Examples for using mixed models in physics & engineering

Question

Could you highlight useful examples when it makes sense to use mixed models in physics / engineering?

I still wonder when I should use a mixed model and when not.

Answer 1

As I see it, there is no reason why these models cannot be used in these domains. My feeling is that there is a degree of techniques falling in and out of fashion. Often students will learn the techniques of their lecturers, mentors and colleagues, and I suspect in recent years LMM have gained traction in certain disciplines but not yet in others.

Here are a few examples of their applications to engineering and physics, along with one of my own applications in business.

• Productivity estimation of bulldozers using GLMM here they are modelling productivity of bulldozers, including different properties of the bulldozer and the operator. They consider soil type as a random effect.

• In my own work I have used LMM to estimate the time it takes workers to complete some process. Very roughly speaking: We want to know whether some change in the process (treatment) leads to a reduction in time to complete the process.
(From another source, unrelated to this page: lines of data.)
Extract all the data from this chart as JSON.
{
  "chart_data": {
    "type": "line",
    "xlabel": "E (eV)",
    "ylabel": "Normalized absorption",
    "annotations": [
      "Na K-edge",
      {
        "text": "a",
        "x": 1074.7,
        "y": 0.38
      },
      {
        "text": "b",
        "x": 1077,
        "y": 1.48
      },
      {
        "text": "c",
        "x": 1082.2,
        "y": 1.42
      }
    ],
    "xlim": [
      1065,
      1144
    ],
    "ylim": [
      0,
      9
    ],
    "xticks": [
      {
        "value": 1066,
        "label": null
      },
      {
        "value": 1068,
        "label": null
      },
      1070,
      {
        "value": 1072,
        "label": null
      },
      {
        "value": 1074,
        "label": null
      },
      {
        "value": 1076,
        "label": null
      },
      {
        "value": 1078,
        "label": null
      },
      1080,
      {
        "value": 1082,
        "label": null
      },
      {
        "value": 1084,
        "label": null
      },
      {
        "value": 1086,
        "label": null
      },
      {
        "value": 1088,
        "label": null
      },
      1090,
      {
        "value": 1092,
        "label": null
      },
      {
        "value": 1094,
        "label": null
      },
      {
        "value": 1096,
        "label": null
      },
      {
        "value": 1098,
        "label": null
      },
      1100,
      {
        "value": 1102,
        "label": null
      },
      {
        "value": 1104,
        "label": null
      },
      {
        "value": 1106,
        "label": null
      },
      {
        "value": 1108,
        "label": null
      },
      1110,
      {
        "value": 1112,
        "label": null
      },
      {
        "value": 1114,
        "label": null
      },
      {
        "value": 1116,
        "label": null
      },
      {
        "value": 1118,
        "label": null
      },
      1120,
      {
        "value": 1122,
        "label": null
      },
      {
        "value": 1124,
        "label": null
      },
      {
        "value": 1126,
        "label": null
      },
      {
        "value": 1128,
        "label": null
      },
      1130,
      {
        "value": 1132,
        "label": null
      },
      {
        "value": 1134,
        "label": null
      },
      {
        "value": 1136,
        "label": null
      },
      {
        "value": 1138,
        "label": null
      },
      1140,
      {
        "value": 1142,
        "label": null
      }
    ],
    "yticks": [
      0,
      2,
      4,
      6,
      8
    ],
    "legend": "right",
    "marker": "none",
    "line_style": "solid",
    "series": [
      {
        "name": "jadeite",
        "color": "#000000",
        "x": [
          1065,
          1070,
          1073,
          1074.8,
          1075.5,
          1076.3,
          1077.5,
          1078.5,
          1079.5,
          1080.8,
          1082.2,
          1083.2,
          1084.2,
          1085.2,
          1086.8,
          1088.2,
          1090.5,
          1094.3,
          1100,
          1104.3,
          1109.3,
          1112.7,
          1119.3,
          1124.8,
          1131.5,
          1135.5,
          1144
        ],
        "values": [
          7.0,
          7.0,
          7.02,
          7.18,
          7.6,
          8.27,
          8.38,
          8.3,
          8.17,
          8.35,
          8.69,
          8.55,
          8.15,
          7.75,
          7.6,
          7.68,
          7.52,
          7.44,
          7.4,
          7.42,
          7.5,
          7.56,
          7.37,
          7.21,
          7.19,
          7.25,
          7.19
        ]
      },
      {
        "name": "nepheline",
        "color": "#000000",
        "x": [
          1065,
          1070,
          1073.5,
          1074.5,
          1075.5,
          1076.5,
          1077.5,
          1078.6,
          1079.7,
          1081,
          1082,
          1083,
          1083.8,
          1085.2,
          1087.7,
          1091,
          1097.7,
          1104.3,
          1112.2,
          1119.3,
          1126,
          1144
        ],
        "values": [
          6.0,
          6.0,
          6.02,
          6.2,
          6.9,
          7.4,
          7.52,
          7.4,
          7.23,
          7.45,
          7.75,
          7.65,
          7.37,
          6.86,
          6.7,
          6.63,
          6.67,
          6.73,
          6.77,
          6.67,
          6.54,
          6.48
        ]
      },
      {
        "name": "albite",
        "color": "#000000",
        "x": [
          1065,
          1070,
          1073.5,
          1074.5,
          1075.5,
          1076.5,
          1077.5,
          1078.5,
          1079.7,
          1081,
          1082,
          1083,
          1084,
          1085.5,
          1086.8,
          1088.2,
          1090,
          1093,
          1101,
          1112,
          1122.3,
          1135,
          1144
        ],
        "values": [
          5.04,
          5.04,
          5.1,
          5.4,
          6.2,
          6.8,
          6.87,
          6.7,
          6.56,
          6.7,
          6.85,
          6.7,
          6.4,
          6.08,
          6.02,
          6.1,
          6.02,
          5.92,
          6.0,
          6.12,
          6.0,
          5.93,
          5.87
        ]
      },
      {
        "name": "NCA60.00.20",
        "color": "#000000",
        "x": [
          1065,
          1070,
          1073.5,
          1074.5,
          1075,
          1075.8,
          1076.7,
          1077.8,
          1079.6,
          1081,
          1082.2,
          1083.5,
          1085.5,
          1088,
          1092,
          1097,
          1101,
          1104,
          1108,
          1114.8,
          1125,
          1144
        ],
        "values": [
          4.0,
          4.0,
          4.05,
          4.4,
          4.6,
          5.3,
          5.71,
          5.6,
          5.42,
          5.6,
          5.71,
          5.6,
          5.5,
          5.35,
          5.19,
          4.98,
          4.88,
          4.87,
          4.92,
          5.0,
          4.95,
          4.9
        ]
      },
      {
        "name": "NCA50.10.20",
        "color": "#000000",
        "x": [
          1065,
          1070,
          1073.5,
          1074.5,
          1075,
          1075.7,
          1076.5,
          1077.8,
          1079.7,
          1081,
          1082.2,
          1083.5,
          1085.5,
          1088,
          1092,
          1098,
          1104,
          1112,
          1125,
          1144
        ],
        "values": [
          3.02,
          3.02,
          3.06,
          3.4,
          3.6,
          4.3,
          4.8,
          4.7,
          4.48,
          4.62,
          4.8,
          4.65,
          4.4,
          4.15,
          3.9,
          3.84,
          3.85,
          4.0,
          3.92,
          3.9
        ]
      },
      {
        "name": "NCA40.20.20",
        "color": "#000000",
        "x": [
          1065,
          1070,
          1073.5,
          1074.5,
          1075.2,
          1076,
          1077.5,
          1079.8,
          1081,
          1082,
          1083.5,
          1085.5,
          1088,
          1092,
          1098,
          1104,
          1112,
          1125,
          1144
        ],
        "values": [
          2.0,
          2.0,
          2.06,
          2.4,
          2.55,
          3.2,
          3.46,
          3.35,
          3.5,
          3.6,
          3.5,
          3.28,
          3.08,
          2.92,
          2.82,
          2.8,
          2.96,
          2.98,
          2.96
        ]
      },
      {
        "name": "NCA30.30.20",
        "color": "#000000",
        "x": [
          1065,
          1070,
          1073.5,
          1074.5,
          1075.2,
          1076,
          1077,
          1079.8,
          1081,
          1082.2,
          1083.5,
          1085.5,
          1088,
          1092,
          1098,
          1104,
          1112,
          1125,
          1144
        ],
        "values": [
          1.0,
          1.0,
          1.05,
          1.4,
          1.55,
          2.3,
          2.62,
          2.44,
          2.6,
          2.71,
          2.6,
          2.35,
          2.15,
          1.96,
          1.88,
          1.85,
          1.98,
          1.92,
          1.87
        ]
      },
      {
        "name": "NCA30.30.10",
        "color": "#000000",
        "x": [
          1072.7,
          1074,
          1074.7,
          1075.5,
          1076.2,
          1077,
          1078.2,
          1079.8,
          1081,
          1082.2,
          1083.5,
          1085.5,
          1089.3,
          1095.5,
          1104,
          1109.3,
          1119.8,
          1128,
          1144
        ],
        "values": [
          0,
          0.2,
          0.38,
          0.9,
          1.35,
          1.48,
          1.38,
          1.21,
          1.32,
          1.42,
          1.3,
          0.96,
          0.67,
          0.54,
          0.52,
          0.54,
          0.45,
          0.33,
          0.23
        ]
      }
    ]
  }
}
A huge source of variability is the worker themselves, some are naturally a lot faster than others, therefore the specific worker is a random effect.

• Here is an example in engineering. An Analysis of defective products in auto parts factories with generalized linear mixed models I was not able to load a copy of the paper. However from reading the abstract I can imagine how they might be useful here. The data was collected from 12 machines and so you could imagine it might make sense to have machine as a random effect. You would have to read the article to be sure what they do though.

• Spatiotemporal dynamics of NO2 concentration with linear mixed models: A Bangladesh case study Published in the journal of physics and chemistry of the earth. I highlight this as the journal name specifically mentions physics and chemistry.

---

Update following Ben’s comment. I am not sure I can give a good answer for when to use them. For most of the examples above I tried to explain how they might be used there, because I think a good way to learn is to see examples and then as you become familiar with the examples, you will start to see how your potential use cases match examples you have seen before. I am not sure whether you have done many tutorials/hands on examples using these models, but I think working through a few of these would really help you to see how and why they are useful. I would recommend this tutorial, and note also the ‘What’ section gives an explanation of why you might want to use them. There is also this answer. To quote from the current top answer

“I believe that a multilevel model makes sense when there is reason to believe that observations are not necessarily independent of one another. Whatever "cluster" accounts for this non-independence can be modeled.”

In my use case my observations are the times it takes workers to complete some task. The times are not independent, and times from the same worker are likely to be similar (some workers are fast, some are slow). To account for this I group the times by the worker. The overall point of this was to determine whether some treatment had led to a speed-up.